The minor arts had a great variety of traditions and characters in the different genres. Between the lacquers, next to the large vessels of the temples, more minute works now appear. Important among these is the box for the scribes (suzuribako) with its constant compartments, the box for the brushes, the bowl for the water and the stone on which the colors are dissolved.
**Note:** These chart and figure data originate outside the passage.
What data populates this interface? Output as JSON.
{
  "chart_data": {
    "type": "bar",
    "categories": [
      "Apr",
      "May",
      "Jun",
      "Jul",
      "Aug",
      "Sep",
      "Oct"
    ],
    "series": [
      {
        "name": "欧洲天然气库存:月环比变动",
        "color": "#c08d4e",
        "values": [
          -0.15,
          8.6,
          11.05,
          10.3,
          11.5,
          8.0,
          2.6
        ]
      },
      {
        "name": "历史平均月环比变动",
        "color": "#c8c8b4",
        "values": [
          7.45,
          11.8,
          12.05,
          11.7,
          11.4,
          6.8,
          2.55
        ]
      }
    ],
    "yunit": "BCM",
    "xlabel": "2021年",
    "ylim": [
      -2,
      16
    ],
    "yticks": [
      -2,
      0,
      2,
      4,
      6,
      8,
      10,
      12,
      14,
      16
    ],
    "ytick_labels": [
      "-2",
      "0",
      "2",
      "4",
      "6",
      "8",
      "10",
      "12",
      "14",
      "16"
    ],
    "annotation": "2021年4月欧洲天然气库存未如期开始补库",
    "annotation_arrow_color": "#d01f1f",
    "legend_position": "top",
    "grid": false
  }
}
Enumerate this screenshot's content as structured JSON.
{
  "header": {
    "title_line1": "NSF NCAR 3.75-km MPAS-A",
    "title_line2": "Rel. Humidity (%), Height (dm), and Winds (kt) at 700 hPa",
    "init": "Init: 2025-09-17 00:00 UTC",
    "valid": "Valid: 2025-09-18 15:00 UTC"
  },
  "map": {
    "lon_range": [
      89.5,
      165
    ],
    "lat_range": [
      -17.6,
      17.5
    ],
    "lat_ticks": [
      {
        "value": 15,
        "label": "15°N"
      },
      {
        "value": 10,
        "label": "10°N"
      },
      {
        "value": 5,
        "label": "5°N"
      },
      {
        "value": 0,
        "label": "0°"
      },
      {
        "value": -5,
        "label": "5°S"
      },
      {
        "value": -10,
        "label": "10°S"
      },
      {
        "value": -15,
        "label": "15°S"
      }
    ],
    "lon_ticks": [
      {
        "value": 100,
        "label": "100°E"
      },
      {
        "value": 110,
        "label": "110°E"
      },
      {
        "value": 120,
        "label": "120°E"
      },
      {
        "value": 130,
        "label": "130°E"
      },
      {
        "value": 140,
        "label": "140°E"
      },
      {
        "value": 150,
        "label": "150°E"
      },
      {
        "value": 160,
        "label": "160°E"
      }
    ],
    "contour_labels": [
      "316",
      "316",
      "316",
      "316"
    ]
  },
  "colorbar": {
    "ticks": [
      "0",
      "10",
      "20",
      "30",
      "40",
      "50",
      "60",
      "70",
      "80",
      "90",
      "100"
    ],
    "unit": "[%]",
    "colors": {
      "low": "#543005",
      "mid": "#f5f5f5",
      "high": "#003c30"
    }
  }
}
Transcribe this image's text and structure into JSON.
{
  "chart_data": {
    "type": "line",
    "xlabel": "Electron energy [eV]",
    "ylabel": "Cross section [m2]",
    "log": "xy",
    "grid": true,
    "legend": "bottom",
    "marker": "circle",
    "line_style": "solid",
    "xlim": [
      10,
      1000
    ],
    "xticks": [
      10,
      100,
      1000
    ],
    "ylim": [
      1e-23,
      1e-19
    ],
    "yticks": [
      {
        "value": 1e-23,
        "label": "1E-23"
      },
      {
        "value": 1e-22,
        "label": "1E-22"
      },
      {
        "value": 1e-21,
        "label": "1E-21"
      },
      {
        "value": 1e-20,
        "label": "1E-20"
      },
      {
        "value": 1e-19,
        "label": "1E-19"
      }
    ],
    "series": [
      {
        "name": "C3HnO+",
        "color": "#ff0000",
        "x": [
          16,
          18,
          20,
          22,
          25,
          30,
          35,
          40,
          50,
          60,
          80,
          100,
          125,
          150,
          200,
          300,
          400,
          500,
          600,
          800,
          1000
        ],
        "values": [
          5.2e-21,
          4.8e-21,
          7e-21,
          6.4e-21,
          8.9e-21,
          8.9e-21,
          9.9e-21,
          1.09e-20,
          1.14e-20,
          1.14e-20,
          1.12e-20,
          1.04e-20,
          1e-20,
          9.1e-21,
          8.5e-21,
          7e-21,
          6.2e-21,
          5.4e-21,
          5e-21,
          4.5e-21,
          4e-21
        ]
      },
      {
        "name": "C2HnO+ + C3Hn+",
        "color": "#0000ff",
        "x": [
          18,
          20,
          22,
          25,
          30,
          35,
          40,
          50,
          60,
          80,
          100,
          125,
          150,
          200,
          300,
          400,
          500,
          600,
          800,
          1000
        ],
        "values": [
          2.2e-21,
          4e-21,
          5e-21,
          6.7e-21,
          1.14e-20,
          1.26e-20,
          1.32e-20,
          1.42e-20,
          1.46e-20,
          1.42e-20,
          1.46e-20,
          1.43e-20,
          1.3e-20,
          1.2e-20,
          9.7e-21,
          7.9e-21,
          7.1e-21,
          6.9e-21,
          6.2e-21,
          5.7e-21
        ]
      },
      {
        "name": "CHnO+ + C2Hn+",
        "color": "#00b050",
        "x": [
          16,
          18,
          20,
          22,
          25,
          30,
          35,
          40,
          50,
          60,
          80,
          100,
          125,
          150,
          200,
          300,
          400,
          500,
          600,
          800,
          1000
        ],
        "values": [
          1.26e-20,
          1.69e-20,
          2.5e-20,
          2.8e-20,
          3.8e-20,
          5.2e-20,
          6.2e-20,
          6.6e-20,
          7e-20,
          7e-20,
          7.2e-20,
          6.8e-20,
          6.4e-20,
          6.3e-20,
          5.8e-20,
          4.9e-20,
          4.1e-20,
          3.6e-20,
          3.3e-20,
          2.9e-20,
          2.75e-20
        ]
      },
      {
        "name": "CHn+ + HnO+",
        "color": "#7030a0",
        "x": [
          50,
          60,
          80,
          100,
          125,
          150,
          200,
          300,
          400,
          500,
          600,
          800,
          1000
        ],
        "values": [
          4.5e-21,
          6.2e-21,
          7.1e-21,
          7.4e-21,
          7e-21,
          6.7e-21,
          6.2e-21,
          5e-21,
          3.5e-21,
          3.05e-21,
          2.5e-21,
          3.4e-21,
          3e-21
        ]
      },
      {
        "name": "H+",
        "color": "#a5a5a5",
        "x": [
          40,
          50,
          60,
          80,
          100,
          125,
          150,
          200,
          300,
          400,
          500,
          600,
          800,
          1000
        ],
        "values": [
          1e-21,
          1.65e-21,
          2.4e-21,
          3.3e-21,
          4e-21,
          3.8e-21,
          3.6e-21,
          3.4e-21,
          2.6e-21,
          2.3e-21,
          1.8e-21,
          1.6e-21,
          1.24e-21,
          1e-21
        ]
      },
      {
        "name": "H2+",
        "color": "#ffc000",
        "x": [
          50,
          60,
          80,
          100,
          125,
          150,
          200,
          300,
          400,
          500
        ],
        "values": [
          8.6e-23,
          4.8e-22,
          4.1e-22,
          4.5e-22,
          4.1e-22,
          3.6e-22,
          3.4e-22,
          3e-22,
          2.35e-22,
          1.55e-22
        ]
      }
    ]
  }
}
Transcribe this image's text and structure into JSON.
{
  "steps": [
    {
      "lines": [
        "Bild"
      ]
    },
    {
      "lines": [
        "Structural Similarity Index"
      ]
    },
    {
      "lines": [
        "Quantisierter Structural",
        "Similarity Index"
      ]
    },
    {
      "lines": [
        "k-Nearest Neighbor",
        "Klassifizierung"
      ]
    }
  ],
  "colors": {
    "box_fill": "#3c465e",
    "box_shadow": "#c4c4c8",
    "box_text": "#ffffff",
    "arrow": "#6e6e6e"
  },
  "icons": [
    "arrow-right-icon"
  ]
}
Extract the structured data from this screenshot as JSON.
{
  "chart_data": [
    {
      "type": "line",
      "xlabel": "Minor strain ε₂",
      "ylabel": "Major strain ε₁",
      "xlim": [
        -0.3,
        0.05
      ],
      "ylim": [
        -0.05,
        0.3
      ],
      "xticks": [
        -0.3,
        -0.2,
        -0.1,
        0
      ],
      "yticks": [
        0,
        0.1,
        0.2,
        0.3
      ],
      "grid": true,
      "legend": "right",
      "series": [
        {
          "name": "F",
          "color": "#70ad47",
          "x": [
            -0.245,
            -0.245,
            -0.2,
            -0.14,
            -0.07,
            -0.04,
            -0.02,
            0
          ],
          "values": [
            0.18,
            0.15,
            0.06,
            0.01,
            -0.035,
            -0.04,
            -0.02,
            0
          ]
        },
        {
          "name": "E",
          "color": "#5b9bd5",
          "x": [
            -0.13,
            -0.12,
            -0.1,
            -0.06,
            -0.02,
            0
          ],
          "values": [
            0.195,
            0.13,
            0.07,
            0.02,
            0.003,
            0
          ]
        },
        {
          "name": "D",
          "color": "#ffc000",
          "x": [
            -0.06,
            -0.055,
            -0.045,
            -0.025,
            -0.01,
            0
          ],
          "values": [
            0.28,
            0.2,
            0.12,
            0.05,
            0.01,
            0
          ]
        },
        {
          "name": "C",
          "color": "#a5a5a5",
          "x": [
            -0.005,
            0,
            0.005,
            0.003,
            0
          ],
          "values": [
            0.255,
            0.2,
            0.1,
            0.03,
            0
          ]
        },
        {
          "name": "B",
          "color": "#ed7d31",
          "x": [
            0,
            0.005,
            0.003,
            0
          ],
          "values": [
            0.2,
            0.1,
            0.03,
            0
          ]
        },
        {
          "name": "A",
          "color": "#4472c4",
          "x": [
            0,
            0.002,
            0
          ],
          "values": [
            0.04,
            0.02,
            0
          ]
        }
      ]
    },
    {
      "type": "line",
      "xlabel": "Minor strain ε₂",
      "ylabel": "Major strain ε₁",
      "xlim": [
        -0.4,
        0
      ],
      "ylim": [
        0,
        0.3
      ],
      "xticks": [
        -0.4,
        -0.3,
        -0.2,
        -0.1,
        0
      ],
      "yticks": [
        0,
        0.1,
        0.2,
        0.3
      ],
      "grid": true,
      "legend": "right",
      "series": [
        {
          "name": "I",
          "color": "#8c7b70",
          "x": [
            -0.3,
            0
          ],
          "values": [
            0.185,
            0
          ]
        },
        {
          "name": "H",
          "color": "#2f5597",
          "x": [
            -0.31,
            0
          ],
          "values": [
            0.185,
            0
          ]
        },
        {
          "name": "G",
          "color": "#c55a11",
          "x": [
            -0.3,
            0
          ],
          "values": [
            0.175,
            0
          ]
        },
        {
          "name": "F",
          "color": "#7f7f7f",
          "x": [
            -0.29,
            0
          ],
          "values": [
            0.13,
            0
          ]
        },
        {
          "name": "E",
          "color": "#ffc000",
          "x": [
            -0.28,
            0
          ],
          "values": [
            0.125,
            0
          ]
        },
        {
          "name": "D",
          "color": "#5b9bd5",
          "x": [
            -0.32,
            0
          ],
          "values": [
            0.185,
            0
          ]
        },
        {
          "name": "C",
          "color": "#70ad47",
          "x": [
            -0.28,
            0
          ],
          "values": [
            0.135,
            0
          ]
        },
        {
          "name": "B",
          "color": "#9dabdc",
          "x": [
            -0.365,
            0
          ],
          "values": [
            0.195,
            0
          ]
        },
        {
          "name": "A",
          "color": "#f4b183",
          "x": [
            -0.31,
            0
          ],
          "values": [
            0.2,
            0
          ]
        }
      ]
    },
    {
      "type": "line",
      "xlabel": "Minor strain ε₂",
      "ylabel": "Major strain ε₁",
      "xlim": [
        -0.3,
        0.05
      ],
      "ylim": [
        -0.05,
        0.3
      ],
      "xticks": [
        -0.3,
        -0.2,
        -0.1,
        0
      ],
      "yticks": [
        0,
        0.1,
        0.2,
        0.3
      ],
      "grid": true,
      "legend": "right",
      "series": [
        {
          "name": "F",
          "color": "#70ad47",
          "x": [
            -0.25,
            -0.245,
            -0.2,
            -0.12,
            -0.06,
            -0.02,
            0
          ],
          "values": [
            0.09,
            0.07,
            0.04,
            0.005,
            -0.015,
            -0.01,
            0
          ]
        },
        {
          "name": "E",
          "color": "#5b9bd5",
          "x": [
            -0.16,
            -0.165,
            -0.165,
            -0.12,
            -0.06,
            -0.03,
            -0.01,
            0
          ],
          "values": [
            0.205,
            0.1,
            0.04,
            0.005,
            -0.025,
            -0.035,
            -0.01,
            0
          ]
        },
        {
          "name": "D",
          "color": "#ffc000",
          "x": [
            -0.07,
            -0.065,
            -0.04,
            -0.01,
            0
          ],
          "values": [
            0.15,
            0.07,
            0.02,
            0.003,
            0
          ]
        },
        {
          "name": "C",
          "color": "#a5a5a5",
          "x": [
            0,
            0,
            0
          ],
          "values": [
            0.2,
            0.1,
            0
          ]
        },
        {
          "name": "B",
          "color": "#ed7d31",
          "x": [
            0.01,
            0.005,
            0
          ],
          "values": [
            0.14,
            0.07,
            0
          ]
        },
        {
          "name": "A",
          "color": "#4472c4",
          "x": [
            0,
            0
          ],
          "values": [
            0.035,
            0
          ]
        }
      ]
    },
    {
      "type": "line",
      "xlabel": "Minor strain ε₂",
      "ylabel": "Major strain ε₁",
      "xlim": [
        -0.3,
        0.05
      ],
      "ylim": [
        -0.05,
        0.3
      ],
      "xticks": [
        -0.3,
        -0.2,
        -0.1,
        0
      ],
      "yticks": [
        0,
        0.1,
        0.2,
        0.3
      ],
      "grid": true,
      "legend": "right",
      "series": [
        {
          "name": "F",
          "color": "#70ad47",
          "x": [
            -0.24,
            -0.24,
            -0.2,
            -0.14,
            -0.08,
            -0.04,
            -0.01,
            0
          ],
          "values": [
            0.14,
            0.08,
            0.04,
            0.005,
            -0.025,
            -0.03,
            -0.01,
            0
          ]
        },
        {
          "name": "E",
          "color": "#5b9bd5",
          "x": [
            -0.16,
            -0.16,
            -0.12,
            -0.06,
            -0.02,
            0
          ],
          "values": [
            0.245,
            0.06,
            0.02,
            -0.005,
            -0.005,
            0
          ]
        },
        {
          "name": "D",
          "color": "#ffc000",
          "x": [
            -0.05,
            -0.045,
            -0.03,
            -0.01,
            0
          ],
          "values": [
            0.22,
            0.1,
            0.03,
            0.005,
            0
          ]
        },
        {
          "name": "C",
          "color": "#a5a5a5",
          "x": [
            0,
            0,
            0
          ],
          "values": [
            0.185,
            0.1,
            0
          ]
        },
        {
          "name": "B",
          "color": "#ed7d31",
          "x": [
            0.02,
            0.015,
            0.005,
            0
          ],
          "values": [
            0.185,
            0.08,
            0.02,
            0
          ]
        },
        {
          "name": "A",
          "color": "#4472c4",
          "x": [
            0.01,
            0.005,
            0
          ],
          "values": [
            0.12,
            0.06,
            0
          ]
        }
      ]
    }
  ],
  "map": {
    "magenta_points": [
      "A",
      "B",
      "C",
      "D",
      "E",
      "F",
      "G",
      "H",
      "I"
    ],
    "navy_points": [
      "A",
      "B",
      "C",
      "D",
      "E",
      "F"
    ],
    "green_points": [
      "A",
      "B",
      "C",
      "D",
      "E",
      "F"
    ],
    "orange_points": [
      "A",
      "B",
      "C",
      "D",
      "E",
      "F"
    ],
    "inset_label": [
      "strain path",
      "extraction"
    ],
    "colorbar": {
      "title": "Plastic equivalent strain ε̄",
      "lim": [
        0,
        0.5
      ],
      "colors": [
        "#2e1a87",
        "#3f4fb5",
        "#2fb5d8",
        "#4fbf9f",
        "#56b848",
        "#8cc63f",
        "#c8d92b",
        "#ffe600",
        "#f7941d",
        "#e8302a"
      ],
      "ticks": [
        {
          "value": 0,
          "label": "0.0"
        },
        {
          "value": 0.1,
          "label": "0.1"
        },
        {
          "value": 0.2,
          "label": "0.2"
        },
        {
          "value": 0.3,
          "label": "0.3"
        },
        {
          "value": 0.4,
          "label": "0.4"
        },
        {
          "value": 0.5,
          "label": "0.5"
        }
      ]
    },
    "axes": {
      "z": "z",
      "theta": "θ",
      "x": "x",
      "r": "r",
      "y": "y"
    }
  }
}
Frequent in the lacquers is the black background with gold scales, as well as the golden background with mother-of-pearl inlays, extremely characteristic of this era. Along with the use of tea, which came from China, glazed terracotta also appears; of the most ancient production, connected with the name of Toshiro, nothing specific is known; it is certain, however, that it was built in the village of Seto. Apparently, these are brown double-glazed boxes, many of which have very thin walls, perhaps made of earth specially imported from China. Bronze objects were of great importance in temples: the seals for their interior and the furnishings for worship were worked with the utmost care. For the first time we are introduced to the art of the sword and cuirassier, but we will never fully know the masterfully crafted swords and all the bizarre armor. The beginnings of the decoration of the swords are connected with the name of the Myōchin family, restricted at first to the guard, in the form of a disc (thetsuba), and consisting of a park relief with scarce gold damascening.
Architecture received its main impetus from the Zen Buddhist sect. Following Chinese patterns, he returned to regular plants. New forms appear in the capitals and in the arrangement of the bricks. Alongside the persistence of the elegance of the national architecture of the previous era, a return to more severe forms is noted. And even the Shinto constructions return to the traditional type, free from any Buddhist influence.